Pur essendo triste da ricordare, CJ Ramone è ormai uno dei pochissimi componenti di una delle formazioni dei Ramones ad essere ancora in vita. Basterebbe questo a farne una sorta di eroe, ma il vero merito del bassista americano fu invece quello di ridare energia (e credito) ad una band che, sul finire degli anni ottanta, sembrava destinata ad un inevitabile declino. L’arrivo di CJ rappresentò una ventata di entusiasmo che pervase l’intero gruppo, tanto da contribuire a sfornare album seminali quali “Mondo Bizarro” e “Adios Amigos”, prima del triste annuncio del ritiro dalle scene nel 1996. Da allora di acqua ne è passata sotto i ponti, ma i suoi occhi non hanno perso quella luce di ragazzo cresciuto in fretta al fianco degli idoli musicali della sua adolescenza.
Chi è oggi CJ Ramone?
E’ un uomo che si è lasciato alle spalle tanti problemi, ma che non ha perso l’entusiasmo di quando prese in mano per la prima volta un basso. Feci molta fatica a capire la fine dell’attività della band, avevo realizzato ciò che volevo e vedere finire tutto così fu terribile. Inizialmente ricominciai a suonare con Marky e Dee Dee, ma poi mollai tutto. Oggi ho trovato un equilibrio.
In effetti hai fatto davvero poco per molti anni ed è stato bello rivederti su un palco con tanta energia recentemente…
Sì, dopo la prima breve esperienza con i Ramainz, formai i Los Gusanos, con i quali mi divertivo davvero, anche se dentro di me avevo sempre la sensazione che qualcosa non funzionasse al cento per cento. Abbandonai il progetto e ne misi in piedi subito un altro, i Bad Chopper, quasi fossi alla ricerca di qualcosa che non trovavo. Non mi facevo più chiamare CJ Ramone, volevo chiudere col mio passato, probabilmente perché non riuscivo ad affrontarlo. Pubblicammo un album, grazie al quale tornai a lavorare con Daniel Ray, ma la morte di uno dei musicisti concluse tristemente tutto.
Ritornare a lavorare con Daniel Ray però ti fece molto bene…
Sì, d’un tratto mi resi conto che, per quanto avessi cercato di scappare dal mio passato per più di dieci anni, non potevo dimenticare chi fossi e cosa avevo fatto. Tornare a lavorare con Daniel, con un pezzo tanto importante della storia dei Ramones, fu come una sveglia. I ragazzi che incontravo mi dicevano che non erano venuti a vedermi con i Bad Chopper perché non sapevano che ci suonassi, insomma ho capito che dovevo riappropriarmi della mia identità.
Be’ in realtà ti sei riappropriato di un’identità che non era la tua, sembra quasi un paradosso.

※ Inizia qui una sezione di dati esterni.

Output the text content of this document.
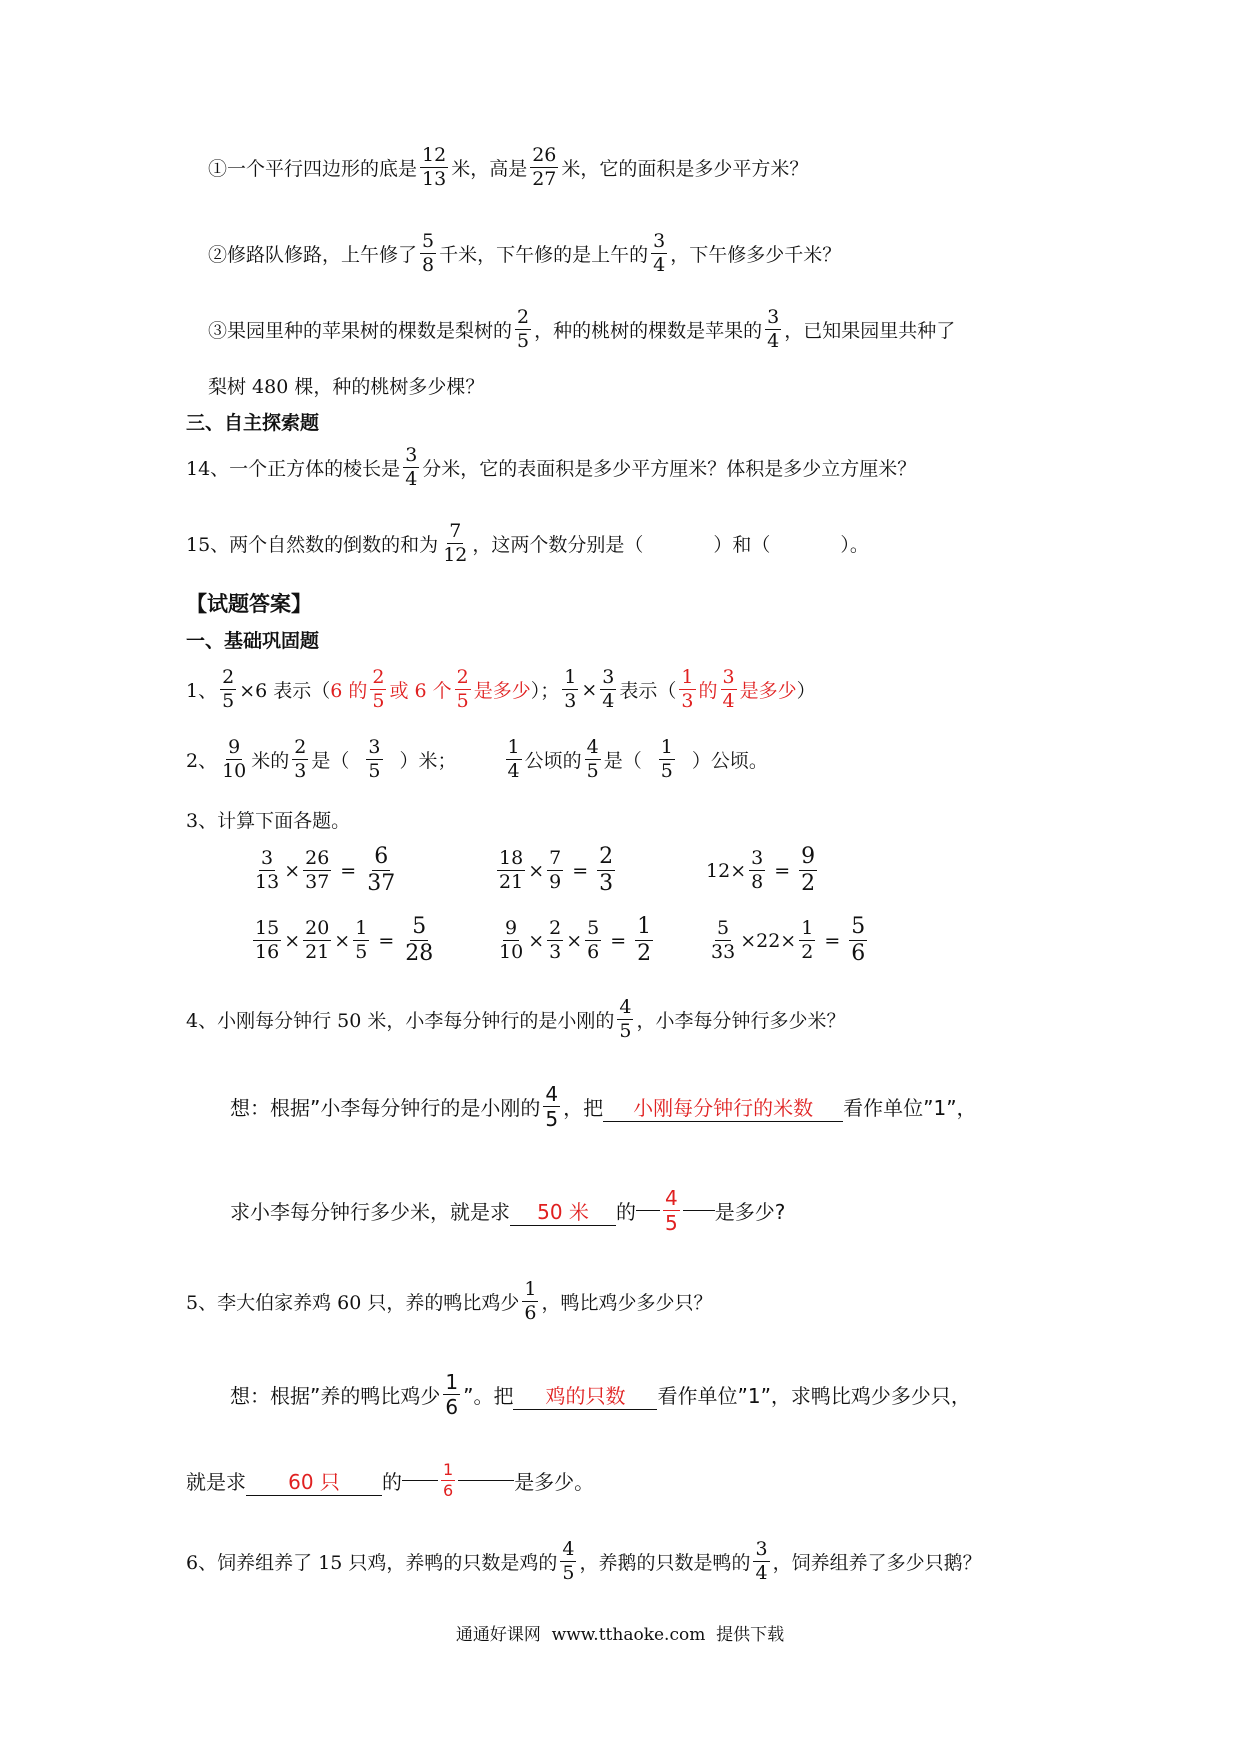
①一个平行四边形的底是 $\frac{12}{13}$ 米，高是 $\frac{26}{27}$ 米，它的面积是多少平方米？
②修路队修路，上午修了 $\frac{5}{8}$ 千米，下午修的是上午的 $\frac{3}{4}$ ，下午修多少千米？
③果园里种的苹果树的棵数是梨树的 $\frac{2}{5}$ ，种的桃树的棵数是苹果的 $\frac{3}{4}$ ，已知果园里共种了
梨树 480 棵，种的桃树多少棵？
三、自主探索题
14、一个正方体的棱长是 $\frac{3}{4}$ 分米，它的表面积是多少平方厘米？体积是多少立方厘米？
15、两个自然数的倒数的和为 $\frac{7}{12}$ ，这两个数分别是（	）和（	）。
【试题答案】
一、基础巩固题
1、 $\frac{2}{5} \times 6$ 表示（ 6 的 $\frac{2}{5}$ 或 6 个 $\frac{2}{5}$ 是多少 ）； $\frac{1}{3} \times \frac{3}{4}$ 表示（ $\frac{1}{3}$ 的 $\frac{3}{4}$ 是多少 ）
2、 $\frac{9}{10}$ 米的 $\frac{2}{3}$ 是（ $\frac{3}{5}$ ）米；	$\frac{1}{4}$ 公顷的 $\frac{4}{5}$ 是（ $\frac{1}{5}$ ）公顷。
3、计算下面各题。
$\frac{3}{13} \times \frac{26}{37} = \frac{6}{37}$	$\frac{18}{21} \times \frac{7}{9} = \frac{2}{3}$	$12 \times \frac{3}{8} = \frac{9}{2}$
$\frac{15}{16} \times \frac{20}{21} \times \frac{1}{5} = \frac{5}{28}$	$\frac{9}{10} \times \frac{2}{3} \times \frac{5}{6} = \frac{1}{2}$	$\frac{5}{33} \times 22 \times \frac{1}{2} = \frac{5}{6}$
4、小刚每分钟行 50 米，小李每分钟行的是小刚的 $\frac{4}{5}$ ，小李每分钟行多少米？
想：根据”小李每分钟行的是小刚的 $\frac{4}{5}$ ，把	小刚每分钟行的米数	看作单位”1”，
求小李每分钟行多少米，就是求	50 米	的 $\frac{4}{5}$ 是多少?
5、李大伯家养鸡 60 只，养的鸭比鸡少 $\frac{1}{6}$ ，鸭比鸡少多少只？
想：根据”养的鸭比鸡少 $\frac{1}{6}$ ”。把	鸡的只数	看作单位”1”，求鸭比鸡少多少只，
就是求	60 只	的 $\frac{1}{6}$	是多少。
6、饲养组养了 15 只鸡，养鸭的只数是鸡的 $\frac{4}{5}$ ，养鹅的只数是鸭的 $\frac{3}{4}$ ，饲养组养了多少只鹅？
通通好课网  www.tthaoke.com  提供下载
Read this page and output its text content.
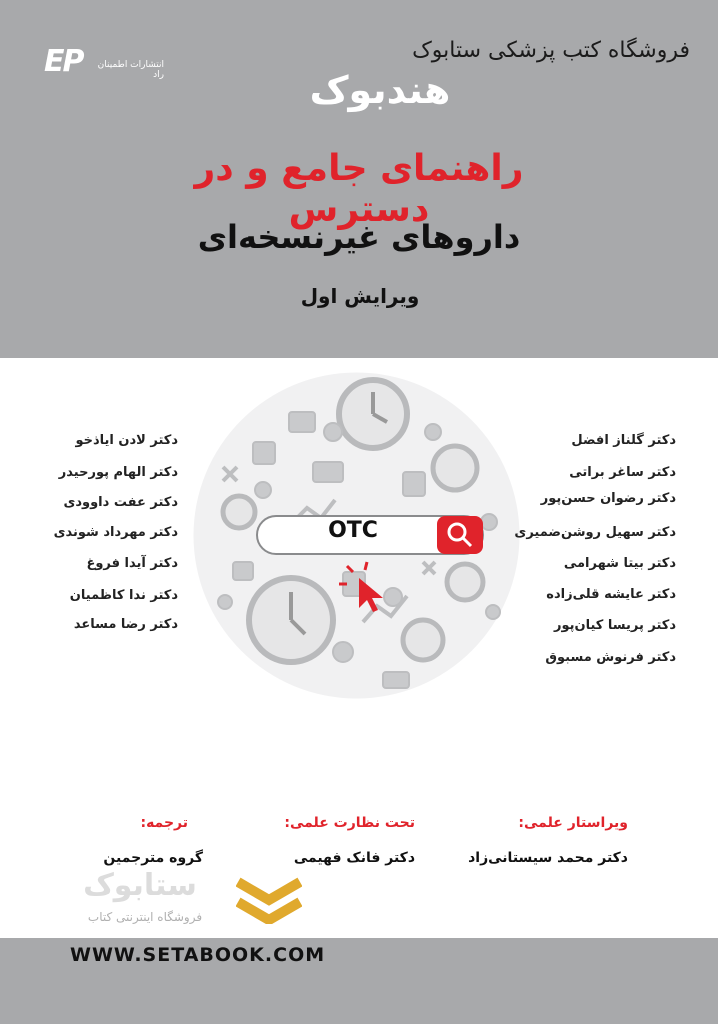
فروشگاه کتب پزشکی ستابوک
EP	انتشارات اطمینان راد	هندبوک
راهنمای جامع و در دسترس
داروهای غیرنسخه‌ای
ویرایش اول
OTC
دکتر گلناز افضل
دکتر ساغر براتی
دکتر رضوان حسن‌پور
دکتر سهیل روشن‌ضمیری
دکتر بیتا شهرامی
دکتر عایشه قلی‌زاده
دکتر پریسا کیان‌پور
دکتر فرنوش مسبوق
دکتر لادن ایاذخو
دکتر الهام پورحیدر
دکتر عفت داوودی
دکتر مهرداد شوندی
دکتر آیدا فروغ
دکتر ندا کاظمیان
دکتر رضا مساعد
ویراستار علمی:
دکتر محمد سیستانی‌زاد
تحت نظارت علمی:
دکتر فانک فهیمی
ترجمه:
گروه مترجمین
ستابوک
فروشگاه اینترنتی کتاب
WWW.SETABOOK.COM
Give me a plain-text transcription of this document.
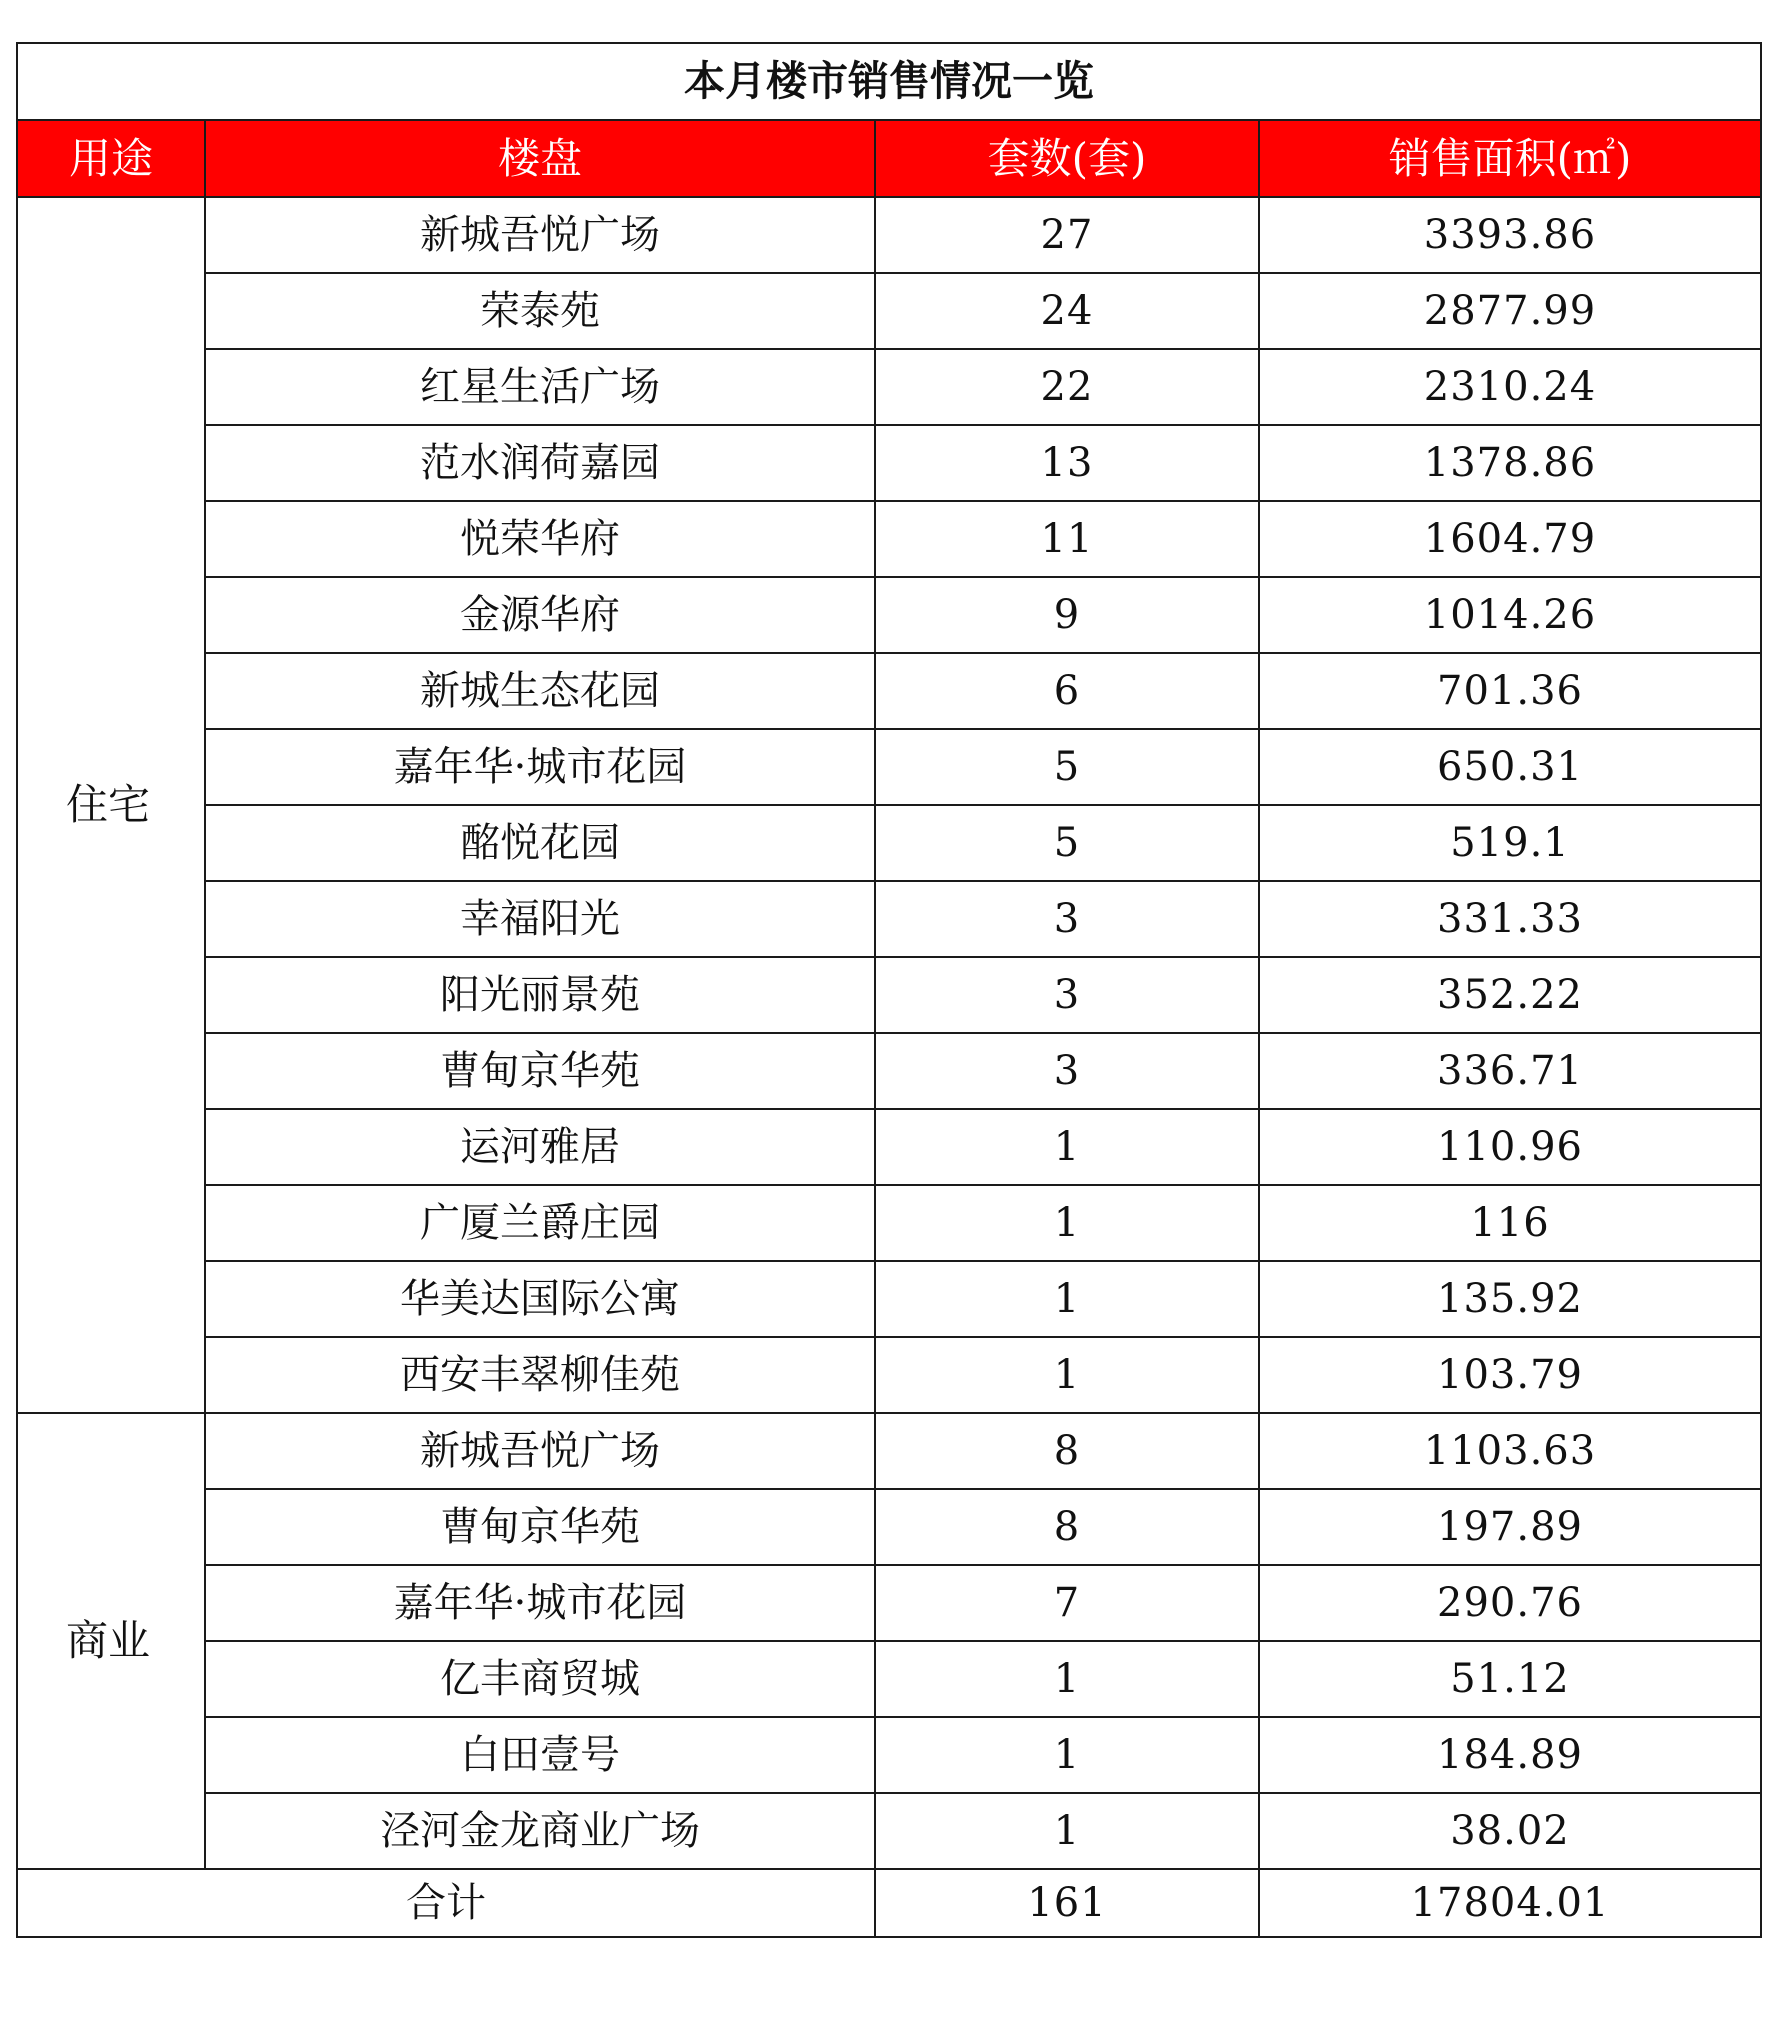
本月楼市销售情况一览			
用途	楼盘	套数(套)	销售面积(㎡)
住宅	新城吾悦广场	27	3393.86
	荣泰苑	24	2877.99
	红星生活广场	22	2310.24
	范水润荷嘉园	13	1378.86
	悦荣华府	11	1604.79
	金源华府	9	1014.26
	新城生态花园	6	701.36
	嘉年华·城市花园	5	650.31
	酩悦花园	5	519.1
	幸福阳光	3	331.33
	阳光丽景苑	3	352.22
	曹甸京华苑	3	336.71
	运河雅居	1	110.96
	广厦兰爵庄园	1	116
	华美达国际公寓	1	135.92
	西安丰翠柳佳苑	1	103.79
商业	新城吾悦广场	8	1103.63
	曹甸京华苑	8	197.89
	嘉年华·城市花园	7	290.76
	亿丰商贸城	1	51.12
	白田壹号	1	184.89
	泾河金龙商业广场	1	38.02
合计		161	17804.01
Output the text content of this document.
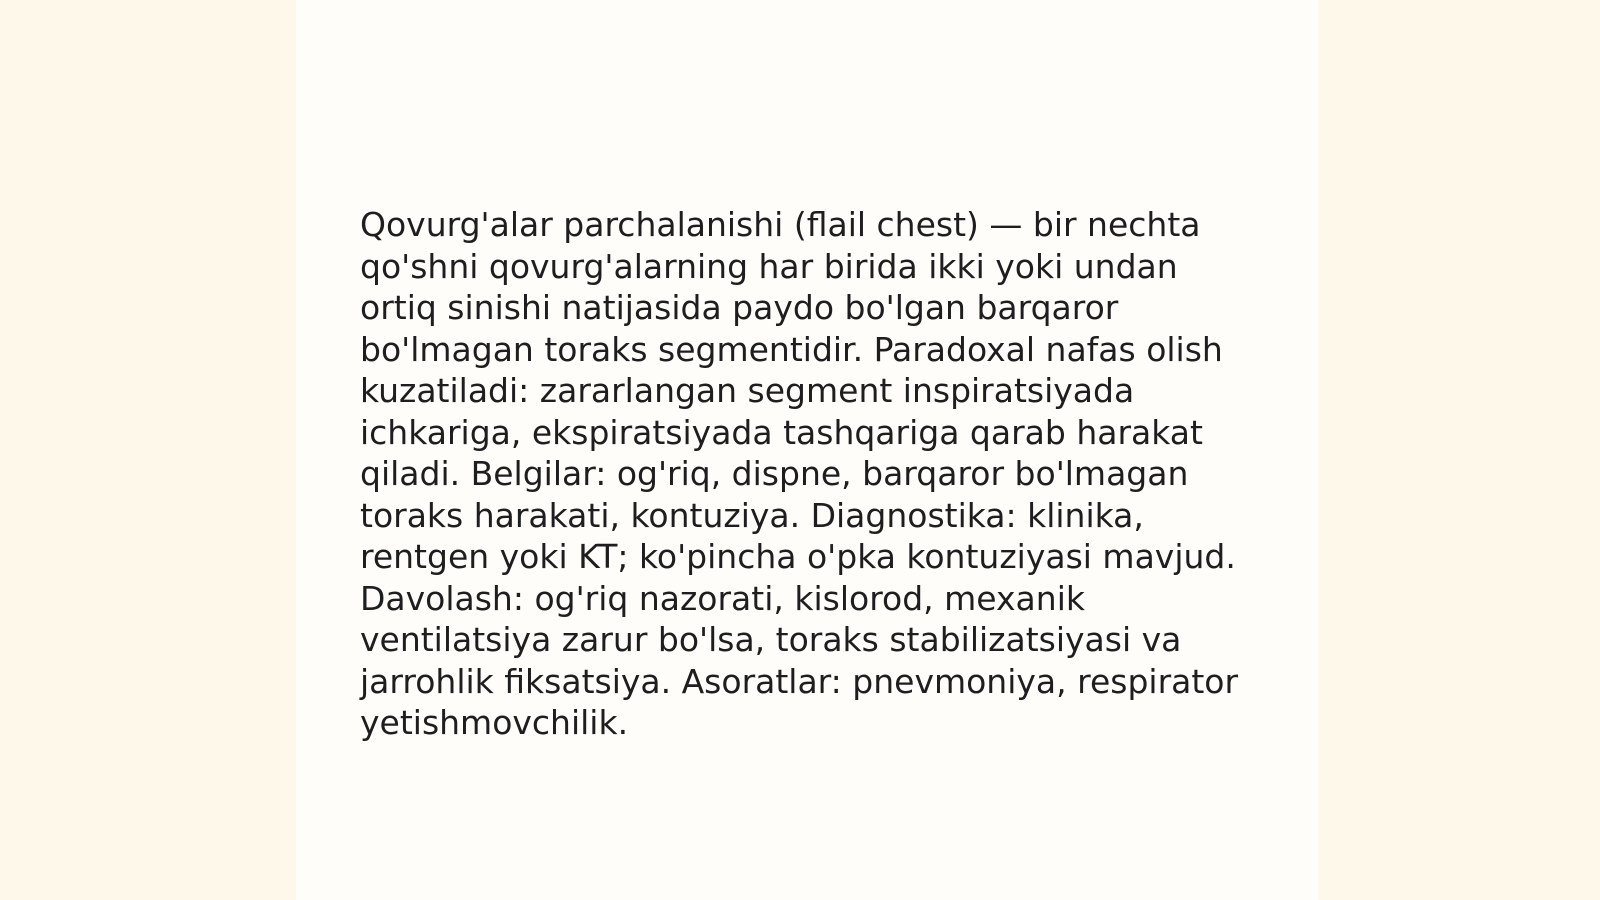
Qovurg'alar parchalanishi (flail chest) — bir nechta
qo'shni qovurg'alarning har birida ikki yoki undan
ortiq sinishi natijasida paydo bo'lgan barqaror
bo'lmagan toraks segmentidir. Paradoxal nafas olish
kuzatiladi: zararlangan segment inspiratsiyada
ichkariga, ekspiratsiyada tashqariga qarab harakat
qiladi. Belgilar: og'riq, dispne, barqaror bo'lmagan
toraks harakati, kontuziya. Diagnostika: klinika,
rentgen yoki KT; ko'pincha o'pka kontuziyasi mavjud.
Davolash: og'riq nazorati, kislorod, mexanik
ventilatsiya zarur bo'lsa, toraks stabilizatsiyasi va
jarrohlik fiksatsiya. Asoratlar: pnevmoniya, respirator
yetishmovchilik.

Sì, è vero, ma una volta entrato nei Ramones, quella diventa la tua identità. Anche Johnny lo diceva spesso: “A me interessa solo il bene dei Ramones, posso avere problemi con gli altri membri della band, ma se succede loro qualcosa o qualcuno ne parla male, divento una furia”. Ed era così. Per esempio io legai subito con Joey e per lungo tempo ci furono tensioni tra me e Johnny, per via dei loro problemi personali. Ma ogni volta che avevo bisogno, lui era al mio fianco.
E ora tu e Daniel suonate nella stessa band. Si chiude un cerchio.
Sì, ho appena pubblicato il primo album a mio nome, Last Chance To Dance. Il fatto che lui sia al mio fianco sia come produttore che come compositore e chitarrista mi dà sicurezza e rende il progetto qualcosa di molto vicino allo spirito degli ultimi album dei Ramones.
Tu sei un’icona punk, ma so che sei cresciuto ascoltando e suonando altra musica…
E’ vero, sono cresciuto ascoltando i Black Sabbath e diventai presto un metal kid. Iniziai a suonare proprio quello e solo col tempo passai invece al punk. Aver imparato a suonare lo strumento su pezzi metal mi aiutò moltissimo, perché mi fece acquisire una tecnica invidiabile che mi fece imparare in brevissimo tempo la discografia della band, vista la relativa facilità delle parti di basso.